Do I Need a Solicitor To Sell My House?

You are not legally required to use a solicitor when selling your house in the UK. However, it is highly recommended that you do so. The process of selling a house can be complex, and there are a number of legal documents that need to be completed. A solicitor can help to ensure that the process runs smoothly and help to protect your interests.

When you instruct a conveyancer when selling a property, you expect them to:

  1. Draft and negotiate the contract: The contract is a legal document that sets out the terms of the sale. It is important that this document is accurately drafted to protect your interests. Your conveyancer will be able to negotiate with the buyer’s conveyancer to ensure that the contract is fair.
  2. Arrange for a property survey: A property survey is an important step in the selling process. It can reveal any structural problems with the property that could impact the sale. Your conveyancer can arrange for a survey to be carried out, and they will also be able to negotiate with the buyer’s conveyancer if any problems are found.
  3. Handle the transfer of funds:The transfer of funds is one of the most important aspects of the sale. Your conveyancer will ensure that the funds are transferred safely and securely, and they will also chase up any late payments.
  4. Exchange contracts: Once the contract is agreed upon, it needs to be exchanged. This is a legal process that confirms the sale. Your conveyancer will exchange contracts with the buyer’s conveyance, and they will also arrange for the completion date to be set.
  5. Complete the sale: On the completion date, the ownership of the property will be transferred to the buyer. Your conveyancer will ensure that all the relevant paperwork is completed, and they will also transfer the funds to the buyer.
  6. Deal with stamp duty: Stamp duty is a tax that is payable on the purchase of a property. Your conveyancer will calculate the amount of stamp duty that is due and ensure that it is paid to the relevant authority.
  7. Deal with the Land Registry: The Land Registry is a government body that keeps records of all property ownership in the UK. Your conveyancer will update the Land Registry to show that the property has been sold, and they will also notify the local authority.
  8. Prepare transfer documents:Once the sale has been completed, your conveyancer will prepare the transfer documents. These documents need to be signed by both the buyer and the seller, and they need to be sent to the Land Registry.
  9. Deal with the mortgage: If you have a mortgage on the property, your conveyancer will arrange for the mortgage to be paid off. They will also notify the mortgage lender that the property has been sold.

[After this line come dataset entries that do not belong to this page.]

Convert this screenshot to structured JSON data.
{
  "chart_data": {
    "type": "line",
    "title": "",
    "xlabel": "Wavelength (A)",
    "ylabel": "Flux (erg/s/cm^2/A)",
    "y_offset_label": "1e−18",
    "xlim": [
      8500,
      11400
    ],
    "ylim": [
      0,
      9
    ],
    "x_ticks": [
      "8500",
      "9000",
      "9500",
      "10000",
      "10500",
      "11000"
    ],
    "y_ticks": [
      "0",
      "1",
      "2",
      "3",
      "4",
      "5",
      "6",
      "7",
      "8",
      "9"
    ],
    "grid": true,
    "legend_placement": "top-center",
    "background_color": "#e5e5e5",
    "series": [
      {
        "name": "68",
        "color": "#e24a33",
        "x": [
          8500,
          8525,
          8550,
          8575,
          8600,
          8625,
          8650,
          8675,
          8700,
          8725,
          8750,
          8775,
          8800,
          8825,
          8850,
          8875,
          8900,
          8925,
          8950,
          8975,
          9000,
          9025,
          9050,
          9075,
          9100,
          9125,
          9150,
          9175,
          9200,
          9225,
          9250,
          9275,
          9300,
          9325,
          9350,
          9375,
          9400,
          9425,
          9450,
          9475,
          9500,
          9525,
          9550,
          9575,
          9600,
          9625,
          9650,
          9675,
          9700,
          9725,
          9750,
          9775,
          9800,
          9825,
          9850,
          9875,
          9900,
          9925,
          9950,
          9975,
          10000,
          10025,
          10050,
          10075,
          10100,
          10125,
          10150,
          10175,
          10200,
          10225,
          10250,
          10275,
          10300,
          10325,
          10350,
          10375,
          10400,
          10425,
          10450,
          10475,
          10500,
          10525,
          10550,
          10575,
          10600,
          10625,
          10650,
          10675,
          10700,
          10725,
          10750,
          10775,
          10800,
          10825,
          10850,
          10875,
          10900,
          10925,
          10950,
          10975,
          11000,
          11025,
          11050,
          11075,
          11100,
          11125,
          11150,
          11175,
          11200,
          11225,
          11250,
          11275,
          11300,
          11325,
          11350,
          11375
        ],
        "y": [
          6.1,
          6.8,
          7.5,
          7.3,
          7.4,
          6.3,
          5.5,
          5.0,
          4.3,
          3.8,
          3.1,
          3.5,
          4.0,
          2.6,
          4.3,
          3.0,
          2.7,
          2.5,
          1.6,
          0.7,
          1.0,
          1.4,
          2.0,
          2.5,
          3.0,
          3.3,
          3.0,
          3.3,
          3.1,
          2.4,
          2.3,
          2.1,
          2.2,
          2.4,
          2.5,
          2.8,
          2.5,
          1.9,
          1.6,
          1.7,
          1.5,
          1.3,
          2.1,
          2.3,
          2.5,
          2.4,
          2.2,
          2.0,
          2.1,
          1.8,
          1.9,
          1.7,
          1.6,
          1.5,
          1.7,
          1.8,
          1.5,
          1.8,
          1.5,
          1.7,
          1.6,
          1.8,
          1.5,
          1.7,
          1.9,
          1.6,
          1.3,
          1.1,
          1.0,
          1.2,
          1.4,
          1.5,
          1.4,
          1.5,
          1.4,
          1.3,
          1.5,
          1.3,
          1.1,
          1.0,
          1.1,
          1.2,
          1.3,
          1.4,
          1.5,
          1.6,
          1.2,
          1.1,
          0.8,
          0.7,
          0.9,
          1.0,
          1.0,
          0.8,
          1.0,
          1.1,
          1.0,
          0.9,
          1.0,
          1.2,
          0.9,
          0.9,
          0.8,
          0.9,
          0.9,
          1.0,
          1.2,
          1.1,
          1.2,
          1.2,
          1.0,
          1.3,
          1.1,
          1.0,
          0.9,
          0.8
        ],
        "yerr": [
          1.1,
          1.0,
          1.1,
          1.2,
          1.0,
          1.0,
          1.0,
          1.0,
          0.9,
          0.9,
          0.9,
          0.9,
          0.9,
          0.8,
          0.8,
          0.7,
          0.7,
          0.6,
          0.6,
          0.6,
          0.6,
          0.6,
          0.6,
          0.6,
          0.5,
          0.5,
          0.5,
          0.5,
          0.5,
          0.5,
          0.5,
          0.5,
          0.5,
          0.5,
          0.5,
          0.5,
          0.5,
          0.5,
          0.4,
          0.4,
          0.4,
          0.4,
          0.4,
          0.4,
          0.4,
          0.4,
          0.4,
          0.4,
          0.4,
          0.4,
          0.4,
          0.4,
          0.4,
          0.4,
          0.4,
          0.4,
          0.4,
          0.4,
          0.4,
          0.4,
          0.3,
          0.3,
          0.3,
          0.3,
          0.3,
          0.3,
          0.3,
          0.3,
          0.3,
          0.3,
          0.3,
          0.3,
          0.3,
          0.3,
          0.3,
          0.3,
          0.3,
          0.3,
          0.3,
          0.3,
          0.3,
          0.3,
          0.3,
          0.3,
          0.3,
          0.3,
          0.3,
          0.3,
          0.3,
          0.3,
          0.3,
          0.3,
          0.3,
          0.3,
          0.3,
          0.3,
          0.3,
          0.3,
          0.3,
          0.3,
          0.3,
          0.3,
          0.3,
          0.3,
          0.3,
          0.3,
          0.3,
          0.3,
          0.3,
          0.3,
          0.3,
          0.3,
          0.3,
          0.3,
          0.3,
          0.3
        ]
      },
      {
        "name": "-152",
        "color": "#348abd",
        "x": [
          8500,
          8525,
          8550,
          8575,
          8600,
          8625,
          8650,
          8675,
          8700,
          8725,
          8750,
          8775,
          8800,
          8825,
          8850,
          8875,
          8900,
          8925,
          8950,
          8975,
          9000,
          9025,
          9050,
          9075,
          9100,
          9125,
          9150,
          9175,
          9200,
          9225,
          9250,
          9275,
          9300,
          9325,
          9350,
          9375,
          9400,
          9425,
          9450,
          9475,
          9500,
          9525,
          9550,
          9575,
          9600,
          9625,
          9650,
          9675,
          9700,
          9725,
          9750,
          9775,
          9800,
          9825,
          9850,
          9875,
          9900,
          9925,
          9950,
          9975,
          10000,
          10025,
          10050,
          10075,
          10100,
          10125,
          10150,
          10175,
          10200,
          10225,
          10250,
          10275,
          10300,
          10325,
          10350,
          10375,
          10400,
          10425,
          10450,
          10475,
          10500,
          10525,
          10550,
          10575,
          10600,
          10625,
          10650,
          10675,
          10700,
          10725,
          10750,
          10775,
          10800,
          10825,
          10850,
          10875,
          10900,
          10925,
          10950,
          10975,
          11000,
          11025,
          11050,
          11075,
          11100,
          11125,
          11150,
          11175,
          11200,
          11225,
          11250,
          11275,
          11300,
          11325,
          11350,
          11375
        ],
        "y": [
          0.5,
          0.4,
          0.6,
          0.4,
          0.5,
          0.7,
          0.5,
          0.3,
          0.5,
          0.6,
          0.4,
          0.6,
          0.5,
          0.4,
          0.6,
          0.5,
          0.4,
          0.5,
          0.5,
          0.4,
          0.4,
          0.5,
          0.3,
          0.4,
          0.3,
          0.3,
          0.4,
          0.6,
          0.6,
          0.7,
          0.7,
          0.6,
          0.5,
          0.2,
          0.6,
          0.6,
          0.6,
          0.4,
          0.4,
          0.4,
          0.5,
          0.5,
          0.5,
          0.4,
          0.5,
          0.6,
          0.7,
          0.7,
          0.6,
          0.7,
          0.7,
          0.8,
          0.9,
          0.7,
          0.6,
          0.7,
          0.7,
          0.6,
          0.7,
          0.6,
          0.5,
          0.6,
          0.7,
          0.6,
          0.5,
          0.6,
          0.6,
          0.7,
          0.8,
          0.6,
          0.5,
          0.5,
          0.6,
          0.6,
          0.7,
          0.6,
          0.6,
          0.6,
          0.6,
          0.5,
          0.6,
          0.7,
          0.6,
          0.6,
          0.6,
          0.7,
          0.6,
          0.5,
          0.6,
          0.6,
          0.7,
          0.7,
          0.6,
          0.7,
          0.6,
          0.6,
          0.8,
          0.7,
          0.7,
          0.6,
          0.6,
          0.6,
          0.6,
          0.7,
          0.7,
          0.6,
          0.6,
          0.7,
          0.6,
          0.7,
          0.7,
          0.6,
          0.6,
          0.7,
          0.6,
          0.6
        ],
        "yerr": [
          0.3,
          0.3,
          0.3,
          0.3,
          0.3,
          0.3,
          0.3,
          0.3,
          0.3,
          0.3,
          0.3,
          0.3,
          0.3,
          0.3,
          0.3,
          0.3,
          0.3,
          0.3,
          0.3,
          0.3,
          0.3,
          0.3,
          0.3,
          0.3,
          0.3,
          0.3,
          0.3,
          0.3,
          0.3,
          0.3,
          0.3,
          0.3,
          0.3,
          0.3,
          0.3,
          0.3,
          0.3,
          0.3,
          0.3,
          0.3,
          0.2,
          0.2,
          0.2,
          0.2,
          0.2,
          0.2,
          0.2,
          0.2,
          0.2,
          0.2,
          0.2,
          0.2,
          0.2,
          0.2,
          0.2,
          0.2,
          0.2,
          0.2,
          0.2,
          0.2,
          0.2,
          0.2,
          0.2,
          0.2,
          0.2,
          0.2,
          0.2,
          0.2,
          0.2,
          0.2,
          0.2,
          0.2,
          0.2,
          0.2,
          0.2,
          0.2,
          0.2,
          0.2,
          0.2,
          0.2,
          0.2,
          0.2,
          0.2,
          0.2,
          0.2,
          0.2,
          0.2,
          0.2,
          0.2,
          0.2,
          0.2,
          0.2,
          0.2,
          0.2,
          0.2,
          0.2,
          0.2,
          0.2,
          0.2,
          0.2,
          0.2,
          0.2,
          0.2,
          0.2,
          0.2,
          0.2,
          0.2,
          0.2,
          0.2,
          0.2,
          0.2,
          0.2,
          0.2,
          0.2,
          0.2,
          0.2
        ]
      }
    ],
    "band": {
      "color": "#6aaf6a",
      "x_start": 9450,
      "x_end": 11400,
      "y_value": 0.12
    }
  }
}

These are just some of the tasks that a conveyancer will carry out when you sell your house. You save a lot of time and stress by using a professional to handle the sale. In addition, if there are any problems with the sale, your conveyancer will be able to resolve them on your behalf.

When Do I Pay Solicitors Fees When Selling My House?

For the most part, you will only pay your Solicitor’s fees when your house sale has been completed successfully. Some solicitors may charge an upfront fee to cover the cost of initial work, such as drafting the contract and carrying out searches. However, this is not always the case. You should agree on fees with your Solicitor before instructing them to act on your behalf.

Besides, you should always partner with trusted solicitors who are a member of the Conveyancing Quality Scheme (CQS). Top-rated London property solicitors such as AVRillo are accredited members of the Conveyancing Quality Scheme (CQS) and they can help you get the best deals on both property buying and selling. They are also rated as the top residential conveyancing solicitors in Plymouth, England.

As well as Solicitor’s fees, you will also need to pay for disbursements. These are costs that your Solicitor incurs on your behalf during the course of the sale. In addition to the disbursements discussed above, others include:

  • Title deeds
  • Property fraud fee
  • Transferring of ownership
  • Money laundering checks
  • CHAPS fee

Your Solicitor will add these disbursements to their bill, and you will need to pay them in addition to the Solicitor’s fees. The average costs for them are seen below.

If the sale of your property falls through, you may be liable for some of your conveyancer’s fees. For example, if they have already carried out searches or prepared documents, you may be asked to pay for these.

What Happens if You Fail to Pay Solicitor Fees?

If you don’t pay your Solicitor’s fees, they may take legal action against you to recover the money that you owe. This could include instructing a debt collector or taking you to court. In addition, if you don’t pay your conveyancer’s fees, they may refuse to continue acting on your behalf. This could delay or even scupper the sale of your property.

It’s important to remember that you are legally obligated to pay your Solicitor’s fees. If you don’t, you could end up facing serious consequences.